How many duplicate UUIDs will you get?

10 minute read

Published:

The Universally Unique IDentifier will generate a most probably unique 32 digit long hexadecimal string. That makes $16^32 = 340,282,366,920,938,463,463,374,607,431,768,211,456$ possible permutations of these UUID codes.

There are a number of versions of UUID so clarifying which version you are using in the id itself takes up a few bits of information. $32$ hexadecimals means $\log_2(16) \cdot 32= 4 \cdot 32 = 128$ bits of information to play with. I only care about Version 4 which takes 4 bits to encode and variant 1 which takes 2 bits. So, overall we have $122$ bits left over to generate. This means there are

\[2^{122} = 5,316,911,983,139,663,491,615,228,241,121,378,304\]

possible version 4 variant 1 UUID strings. What are the odds that uniformly sampling these ids will accidentally result in duplicate values? This is an instance of the birthday problem. When we have $m$ objects and we uniformly sample from them with replacement $k$ times, what is the probability that we draw any object at least twice? The answer can be found in Wikipedia, but my main focus here is on having fun with alternative ways to solve the equation and some funky units.

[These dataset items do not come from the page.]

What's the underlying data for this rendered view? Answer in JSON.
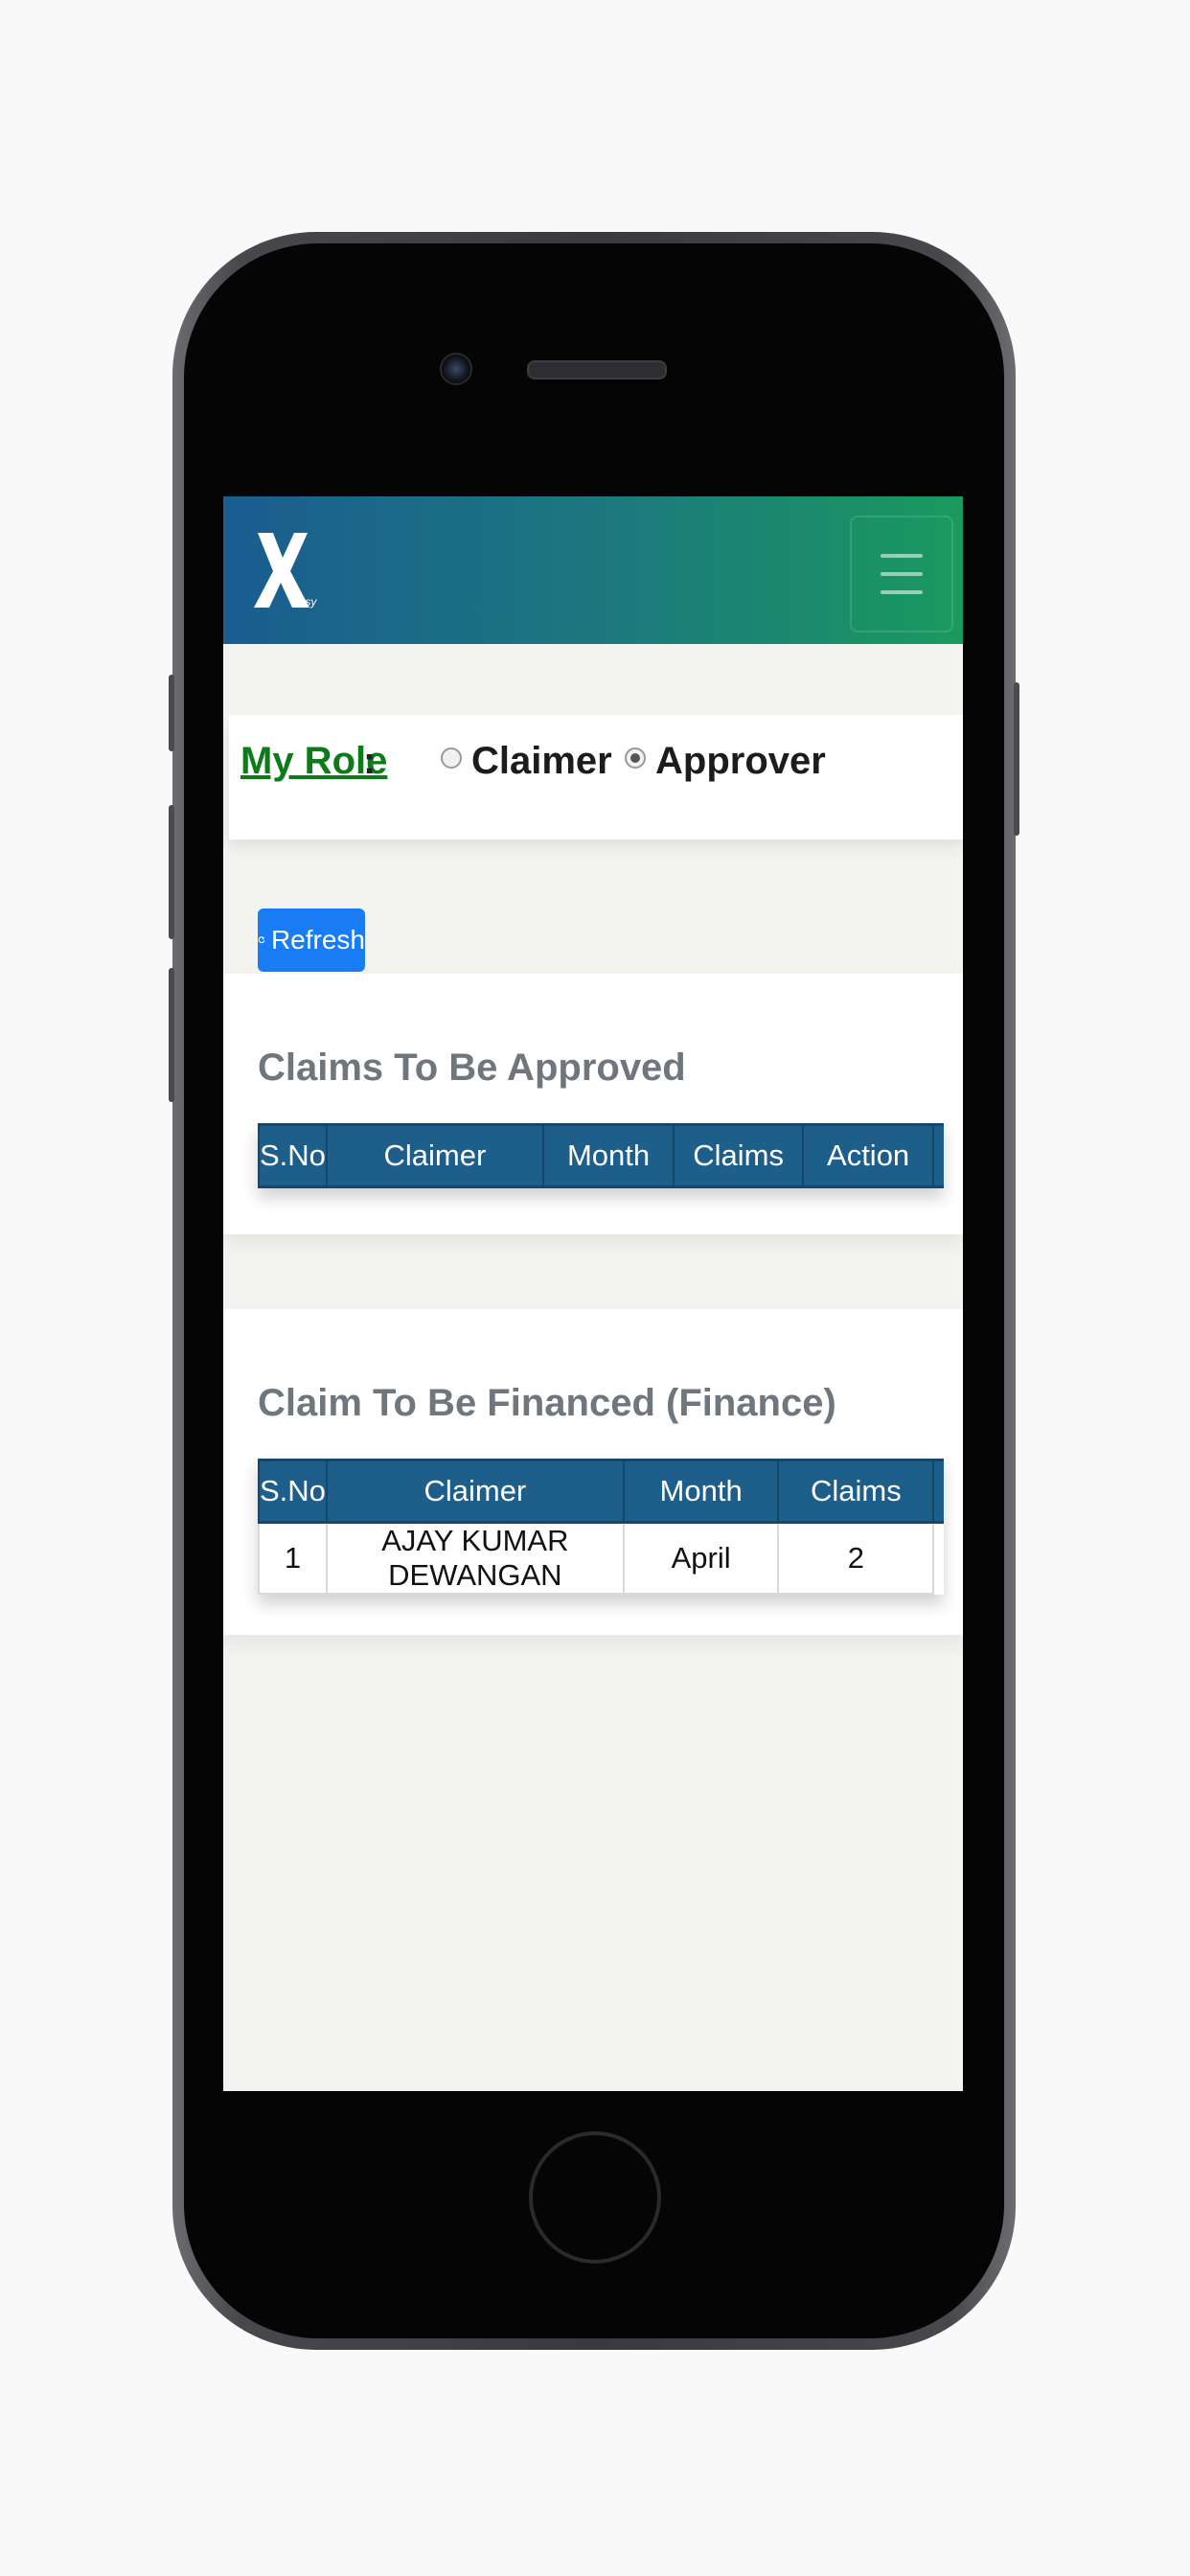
{
  "app": {
    "logo_text": "X",
    "logo_subtext": "easy"
  },
  "role": {
    "label": "My Role",
    "colon": ":",
    "options": [
      {
        "label": "Claimer",
        "selected": false
      },
      {
        "label": "Approver",
        "selected": true
      }
    ]
  },
  "refresh_button": {
    "icon": "refresh-icon",
    "label": "Refresh"
  },
  "approve_section": {
    "title": "Claims To Be Approved",
    "columns": [
      "S.No",
      "Claimer",
      "Month",
      "Claims",
      "Action"
    ],
    "rows": []
  },
  "finance_section": {
    "title": "Claim To Be Financed (Finance)",
    "columns": [
      "S.No",
      "Claimer",
      "Month",
      "Claims"
    ],
    "rows": [
      {
        "sno": "1",
        "claimer": "AJAY KUMAR DEWANGAN",
        "month": "April",
        "claims": "2"
      }
    ]
  },
  "colors": {
    "navbar_start": "#1a5d91",
    "navbar_end": "#1a9a5e",
    "table_header": "#1d5f8a",
    "role_label": "#0f7a1a",
    "link": "#1a7cf5",
    "button": "#1a7cf5"
  }
}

The fairly unintuitive result of the birthday problem is that the probability of having at least two people who share the same birthday is surprisingly high even with a relatively small number of people in a room Let the event $S$ denote this event and $U$ be the complement — meaning the event where everyone has unique birthdays. Suppose there are $k$ people in the room. Then,

\[\begin{split} P(S) & = 1- P(U) = 1- \frac{365}{365}\frac{364}{365} \dots \frac{365 - k + 1}{365} \\ & = 1- \frac{365!}{365^k (365 - k)!} \end{split}\]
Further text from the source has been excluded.